A great deal of discussion takes place at every plastic surgery meeting about the usefulness and safety of breast augmentation with the patients own fat cells placed by needle injection. While the technique is simple, and technically safe, it can be both time consuming and expensive.
The usefulness issues stem not from appearance of the injected breasts but whether or not there is reasonable longevity of the result to justify the cost and inconvenience of the procedure. Specifically if the fat “melts” away in less than one year, the only cosmetic result to the patient is that of the liposuction to harvest the fat.
This issue remains unresolved to the point that primary augmentation of the breast with fat is a procedure still in its infancy.
Filling in defects in previously implanted or reconstructed breasts requires much less volume in smaller areas, and initial data indicates the improvements last long enough, several years or more, to make the technique far more prevalent.
Neither operation carries any significant surgical risks. The safety issues revolve about the effect on cancer detection in breasts which have had large volumes of fat introduced by needle injection. This is not an issue in “touch up” injections for reconstructed breasts or in the small fill in areas of breasts augmented by implants.
With the amount of interest in fat injections into breast tissue I expect the cancer diagnostic issues to be resolved one way or another in the next two to three years. Many investigations or underway to improve the longevity of fat augmentations, but until the procedure becomes more popular; the effectiveness of the technique is still in question.
If you can inject fat in, can you inject it away?

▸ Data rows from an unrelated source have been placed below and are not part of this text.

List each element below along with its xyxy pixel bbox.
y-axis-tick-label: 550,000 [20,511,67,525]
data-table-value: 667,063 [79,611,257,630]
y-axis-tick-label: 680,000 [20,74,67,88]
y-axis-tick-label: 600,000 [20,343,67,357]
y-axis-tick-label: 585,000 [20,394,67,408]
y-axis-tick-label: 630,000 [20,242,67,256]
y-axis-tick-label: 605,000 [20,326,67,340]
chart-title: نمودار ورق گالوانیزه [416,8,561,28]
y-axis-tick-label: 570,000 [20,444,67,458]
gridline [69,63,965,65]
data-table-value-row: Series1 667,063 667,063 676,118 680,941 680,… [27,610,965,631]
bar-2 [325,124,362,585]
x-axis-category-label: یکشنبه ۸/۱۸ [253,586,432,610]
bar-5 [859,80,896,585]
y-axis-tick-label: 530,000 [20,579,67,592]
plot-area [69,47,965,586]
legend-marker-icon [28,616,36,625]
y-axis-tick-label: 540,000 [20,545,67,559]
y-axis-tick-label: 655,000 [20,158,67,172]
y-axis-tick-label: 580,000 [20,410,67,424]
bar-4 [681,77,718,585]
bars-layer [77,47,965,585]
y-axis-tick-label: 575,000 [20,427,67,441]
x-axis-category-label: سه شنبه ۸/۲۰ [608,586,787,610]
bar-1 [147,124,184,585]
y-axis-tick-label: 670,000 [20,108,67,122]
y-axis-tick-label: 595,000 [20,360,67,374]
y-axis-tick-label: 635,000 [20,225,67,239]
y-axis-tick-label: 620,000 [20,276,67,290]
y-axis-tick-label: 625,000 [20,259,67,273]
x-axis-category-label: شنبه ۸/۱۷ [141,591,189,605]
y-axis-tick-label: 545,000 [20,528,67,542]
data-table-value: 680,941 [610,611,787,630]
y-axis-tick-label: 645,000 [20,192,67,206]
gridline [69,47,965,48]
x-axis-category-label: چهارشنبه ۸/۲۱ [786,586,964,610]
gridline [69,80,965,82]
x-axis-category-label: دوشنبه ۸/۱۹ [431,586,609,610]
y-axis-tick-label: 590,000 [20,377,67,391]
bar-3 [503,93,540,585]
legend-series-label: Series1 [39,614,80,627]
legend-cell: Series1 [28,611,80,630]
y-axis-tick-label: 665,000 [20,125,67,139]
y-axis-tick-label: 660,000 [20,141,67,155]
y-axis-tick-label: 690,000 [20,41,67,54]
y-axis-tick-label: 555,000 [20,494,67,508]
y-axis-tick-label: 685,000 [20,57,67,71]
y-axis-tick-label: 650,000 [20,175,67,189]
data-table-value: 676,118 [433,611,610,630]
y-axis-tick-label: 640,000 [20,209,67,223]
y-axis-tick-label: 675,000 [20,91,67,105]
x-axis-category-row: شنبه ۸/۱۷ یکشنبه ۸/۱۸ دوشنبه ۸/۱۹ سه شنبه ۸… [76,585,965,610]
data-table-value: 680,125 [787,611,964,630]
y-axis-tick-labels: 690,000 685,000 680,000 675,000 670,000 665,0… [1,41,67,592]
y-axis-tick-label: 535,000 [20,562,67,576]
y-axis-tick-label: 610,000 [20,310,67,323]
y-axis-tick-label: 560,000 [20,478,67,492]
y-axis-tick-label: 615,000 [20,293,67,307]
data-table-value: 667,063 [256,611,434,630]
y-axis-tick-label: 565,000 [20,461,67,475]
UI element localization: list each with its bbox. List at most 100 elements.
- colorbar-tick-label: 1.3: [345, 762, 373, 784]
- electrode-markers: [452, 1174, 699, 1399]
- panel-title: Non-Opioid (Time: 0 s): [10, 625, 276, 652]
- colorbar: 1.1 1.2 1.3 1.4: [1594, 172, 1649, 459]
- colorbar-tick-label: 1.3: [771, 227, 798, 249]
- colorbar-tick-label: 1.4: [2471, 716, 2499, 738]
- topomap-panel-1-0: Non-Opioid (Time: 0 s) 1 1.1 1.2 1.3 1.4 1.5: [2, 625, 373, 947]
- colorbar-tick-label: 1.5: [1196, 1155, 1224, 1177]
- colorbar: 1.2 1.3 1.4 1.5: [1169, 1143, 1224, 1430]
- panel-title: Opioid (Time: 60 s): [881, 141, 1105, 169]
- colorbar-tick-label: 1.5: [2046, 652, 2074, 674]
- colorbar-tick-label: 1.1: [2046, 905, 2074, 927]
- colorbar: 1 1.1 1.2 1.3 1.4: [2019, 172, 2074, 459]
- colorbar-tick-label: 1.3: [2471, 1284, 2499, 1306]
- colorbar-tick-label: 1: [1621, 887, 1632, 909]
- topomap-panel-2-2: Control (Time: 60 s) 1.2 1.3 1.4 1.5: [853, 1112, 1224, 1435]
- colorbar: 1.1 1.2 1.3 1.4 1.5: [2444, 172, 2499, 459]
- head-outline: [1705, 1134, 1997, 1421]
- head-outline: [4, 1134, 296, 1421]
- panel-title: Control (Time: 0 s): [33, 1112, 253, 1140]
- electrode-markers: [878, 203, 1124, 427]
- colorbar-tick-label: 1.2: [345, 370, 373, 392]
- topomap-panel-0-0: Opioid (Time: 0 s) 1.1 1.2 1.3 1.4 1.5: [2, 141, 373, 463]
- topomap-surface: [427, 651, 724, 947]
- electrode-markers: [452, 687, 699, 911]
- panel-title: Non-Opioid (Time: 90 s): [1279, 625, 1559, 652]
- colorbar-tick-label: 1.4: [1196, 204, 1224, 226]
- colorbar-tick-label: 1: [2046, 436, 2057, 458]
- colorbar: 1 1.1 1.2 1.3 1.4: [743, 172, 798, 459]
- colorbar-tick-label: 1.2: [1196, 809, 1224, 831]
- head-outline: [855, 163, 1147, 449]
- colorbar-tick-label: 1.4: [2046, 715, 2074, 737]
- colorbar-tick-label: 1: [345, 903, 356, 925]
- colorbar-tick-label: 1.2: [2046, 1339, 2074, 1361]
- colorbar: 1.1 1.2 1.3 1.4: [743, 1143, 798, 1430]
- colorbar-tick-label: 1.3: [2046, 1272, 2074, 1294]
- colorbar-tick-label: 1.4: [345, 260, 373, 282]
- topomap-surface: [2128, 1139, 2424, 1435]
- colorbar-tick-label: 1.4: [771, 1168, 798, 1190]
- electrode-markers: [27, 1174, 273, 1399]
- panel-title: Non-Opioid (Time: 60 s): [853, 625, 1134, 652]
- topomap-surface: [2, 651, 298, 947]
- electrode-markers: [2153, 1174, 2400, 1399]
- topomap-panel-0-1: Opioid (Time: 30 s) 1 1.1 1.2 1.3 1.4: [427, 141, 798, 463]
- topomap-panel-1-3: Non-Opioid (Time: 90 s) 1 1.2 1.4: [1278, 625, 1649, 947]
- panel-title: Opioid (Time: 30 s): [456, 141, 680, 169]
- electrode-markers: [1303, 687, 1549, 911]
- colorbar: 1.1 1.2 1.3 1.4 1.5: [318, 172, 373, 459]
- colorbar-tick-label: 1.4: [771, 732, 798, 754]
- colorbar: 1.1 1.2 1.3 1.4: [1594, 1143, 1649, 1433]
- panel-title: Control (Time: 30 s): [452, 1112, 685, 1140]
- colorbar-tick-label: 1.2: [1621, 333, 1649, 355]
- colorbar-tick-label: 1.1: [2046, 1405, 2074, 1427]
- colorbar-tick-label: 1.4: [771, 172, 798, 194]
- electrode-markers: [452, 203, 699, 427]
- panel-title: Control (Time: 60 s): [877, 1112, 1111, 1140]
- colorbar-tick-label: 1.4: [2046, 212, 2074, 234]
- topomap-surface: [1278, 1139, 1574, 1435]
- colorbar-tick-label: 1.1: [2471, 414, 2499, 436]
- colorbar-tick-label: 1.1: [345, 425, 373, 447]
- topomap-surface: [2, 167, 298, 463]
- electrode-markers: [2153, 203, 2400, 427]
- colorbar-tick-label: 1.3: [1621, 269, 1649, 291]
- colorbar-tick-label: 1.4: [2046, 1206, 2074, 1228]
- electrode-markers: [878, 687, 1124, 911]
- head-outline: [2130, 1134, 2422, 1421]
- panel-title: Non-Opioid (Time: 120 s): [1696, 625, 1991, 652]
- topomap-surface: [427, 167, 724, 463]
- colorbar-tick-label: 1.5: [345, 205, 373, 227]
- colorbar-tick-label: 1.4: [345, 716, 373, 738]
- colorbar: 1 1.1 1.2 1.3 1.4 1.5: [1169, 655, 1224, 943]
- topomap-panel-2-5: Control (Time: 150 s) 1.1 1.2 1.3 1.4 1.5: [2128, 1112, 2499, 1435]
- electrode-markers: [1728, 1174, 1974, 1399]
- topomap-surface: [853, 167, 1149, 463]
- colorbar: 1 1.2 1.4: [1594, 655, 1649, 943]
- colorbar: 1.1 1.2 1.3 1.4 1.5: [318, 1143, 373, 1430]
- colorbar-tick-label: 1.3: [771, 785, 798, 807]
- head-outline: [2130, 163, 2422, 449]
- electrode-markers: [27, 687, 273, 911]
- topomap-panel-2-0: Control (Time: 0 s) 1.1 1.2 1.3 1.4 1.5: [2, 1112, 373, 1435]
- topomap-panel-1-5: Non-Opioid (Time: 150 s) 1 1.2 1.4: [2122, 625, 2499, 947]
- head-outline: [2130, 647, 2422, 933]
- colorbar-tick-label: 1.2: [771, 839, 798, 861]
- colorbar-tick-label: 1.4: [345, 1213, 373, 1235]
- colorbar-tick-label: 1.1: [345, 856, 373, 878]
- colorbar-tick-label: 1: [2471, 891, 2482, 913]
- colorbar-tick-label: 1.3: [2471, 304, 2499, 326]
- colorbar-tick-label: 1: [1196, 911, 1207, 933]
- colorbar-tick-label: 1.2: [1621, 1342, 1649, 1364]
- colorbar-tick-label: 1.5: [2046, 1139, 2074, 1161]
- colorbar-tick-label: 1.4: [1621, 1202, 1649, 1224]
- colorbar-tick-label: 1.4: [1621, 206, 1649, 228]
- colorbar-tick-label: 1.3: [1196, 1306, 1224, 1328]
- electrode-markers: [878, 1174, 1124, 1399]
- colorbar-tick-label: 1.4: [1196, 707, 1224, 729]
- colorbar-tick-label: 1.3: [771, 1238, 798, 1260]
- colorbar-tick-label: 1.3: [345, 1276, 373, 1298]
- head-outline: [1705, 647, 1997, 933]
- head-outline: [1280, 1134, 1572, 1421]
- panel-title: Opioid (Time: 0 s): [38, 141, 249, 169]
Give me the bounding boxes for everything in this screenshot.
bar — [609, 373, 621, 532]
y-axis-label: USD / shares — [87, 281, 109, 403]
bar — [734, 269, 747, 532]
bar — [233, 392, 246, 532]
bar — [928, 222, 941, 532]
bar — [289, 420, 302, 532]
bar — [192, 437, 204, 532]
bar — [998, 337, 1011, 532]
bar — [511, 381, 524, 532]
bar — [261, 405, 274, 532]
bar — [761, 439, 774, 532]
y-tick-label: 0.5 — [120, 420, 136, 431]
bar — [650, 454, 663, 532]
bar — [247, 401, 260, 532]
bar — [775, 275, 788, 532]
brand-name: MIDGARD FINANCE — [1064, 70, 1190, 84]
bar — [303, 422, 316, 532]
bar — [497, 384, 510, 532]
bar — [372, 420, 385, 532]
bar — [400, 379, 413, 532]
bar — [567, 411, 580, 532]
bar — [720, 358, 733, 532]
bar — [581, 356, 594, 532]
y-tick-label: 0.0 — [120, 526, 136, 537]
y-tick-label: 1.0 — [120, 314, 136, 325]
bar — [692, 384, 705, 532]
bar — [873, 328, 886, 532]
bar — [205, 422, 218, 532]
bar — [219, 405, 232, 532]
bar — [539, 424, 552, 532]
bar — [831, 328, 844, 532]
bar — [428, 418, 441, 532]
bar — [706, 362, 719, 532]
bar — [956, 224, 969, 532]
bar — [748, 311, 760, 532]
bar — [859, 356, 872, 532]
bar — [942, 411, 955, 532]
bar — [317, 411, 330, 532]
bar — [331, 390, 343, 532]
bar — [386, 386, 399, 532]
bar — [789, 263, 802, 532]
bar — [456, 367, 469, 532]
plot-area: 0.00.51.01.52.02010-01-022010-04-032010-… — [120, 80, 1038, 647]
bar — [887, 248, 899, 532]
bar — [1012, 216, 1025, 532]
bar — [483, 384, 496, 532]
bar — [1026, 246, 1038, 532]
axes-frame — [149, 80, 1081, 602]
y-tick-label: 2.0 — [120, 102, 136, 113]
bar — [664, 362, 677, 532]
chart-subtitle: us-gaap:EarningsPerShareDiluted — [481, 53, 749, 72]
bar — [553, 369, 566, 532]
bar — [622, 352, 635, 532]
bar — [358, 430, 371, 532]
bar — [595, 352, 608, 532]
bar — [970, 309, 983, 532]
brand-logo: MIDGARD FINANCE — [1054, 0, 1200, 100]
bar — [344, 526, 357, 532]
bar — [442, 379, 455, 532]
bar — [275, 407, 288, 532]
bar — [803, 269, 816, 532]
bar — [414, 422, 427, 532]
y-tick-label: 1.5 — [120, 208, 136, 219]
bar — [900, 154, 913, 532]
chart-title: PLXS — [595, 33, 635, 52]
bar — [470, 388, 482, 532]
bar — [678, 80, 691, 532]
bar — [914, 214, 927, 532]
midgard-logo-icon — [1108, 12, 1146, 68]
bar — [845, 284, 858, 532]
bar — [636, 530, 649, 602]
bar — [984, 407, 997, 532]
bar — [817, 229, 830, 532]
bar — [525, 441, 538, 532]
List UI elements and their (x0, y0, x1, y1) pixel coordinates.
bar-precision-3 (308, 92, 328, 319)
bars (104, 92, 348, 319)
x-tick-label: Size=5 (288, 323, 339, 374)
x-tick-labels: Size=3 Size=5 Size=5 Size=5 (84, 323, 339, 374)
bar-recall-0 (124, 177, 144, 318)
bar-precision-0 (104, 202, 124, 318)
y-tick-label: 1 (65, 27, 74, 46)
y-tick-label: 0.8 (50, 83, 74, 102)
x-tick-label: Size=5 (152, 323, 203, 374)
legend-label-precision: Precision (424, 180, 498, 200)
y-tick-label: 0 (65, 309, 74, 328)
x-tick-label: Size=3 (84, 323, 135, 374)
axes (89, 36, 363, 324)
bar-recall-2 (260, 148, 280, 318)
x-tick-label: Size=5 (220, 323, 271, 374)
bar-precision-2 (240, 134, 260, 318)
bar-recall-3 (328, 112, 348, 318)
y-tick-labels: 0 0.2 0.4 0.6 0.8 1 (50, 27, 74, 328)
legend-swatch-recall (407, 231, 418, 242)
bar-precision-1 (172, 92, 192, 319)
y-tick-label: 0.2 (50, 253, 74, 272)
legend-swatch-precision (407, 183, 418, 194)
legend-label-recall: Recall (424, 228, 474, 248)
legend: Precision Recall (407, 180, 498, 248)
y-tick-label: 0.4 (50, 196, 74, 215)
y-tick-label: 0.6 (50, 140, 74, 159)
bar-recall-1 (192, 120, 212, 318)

The removal of small unsightly pockets of fat with out significant surgery has been the subject of much interest, especially when the skin surface is plagued by cellulite. No good surgical techniques treat cellulite effectively, and treatments to the skin surface may well improve it but do little for the small bulges which can be just as unsightly.
Micro-cannula liposuction and Smart Lipo laser fat melting are very good in small areas but require anesthesia and some healing time. The trend toward “lunch hour” procedures requiring no anesthesia has led to the adaptation of less invasive techniques .Specifically the pseudo science of mesotherapy which uses tiny needles and a “witches brew “of solutions injected beneath the skin for cellulite, to be extended to try to dissolve larger volumes of fat. The chemicals used for this purpose are not at all standardized and many of them are not FDA approved.
Its quite obvious that the implementation of random substance injections can cause significant problems for the patients and the physicians, the least of these being little or no results the worse loss of the skin surface and scarring. The state of Kansas has gone so far as to outlaw the use of injections to dissolve fat, and they are not endorsed but the American Society of Plastic Surgeons.
In infiltration of a small volume of local anesthesia hurts less that the needle injections for dissolving fat and the tiny hole left behind by the ultra small cannula is virtually undetectable. The healing time is minimal and the results are permanent. These are the preferred methods for unsightly bulges.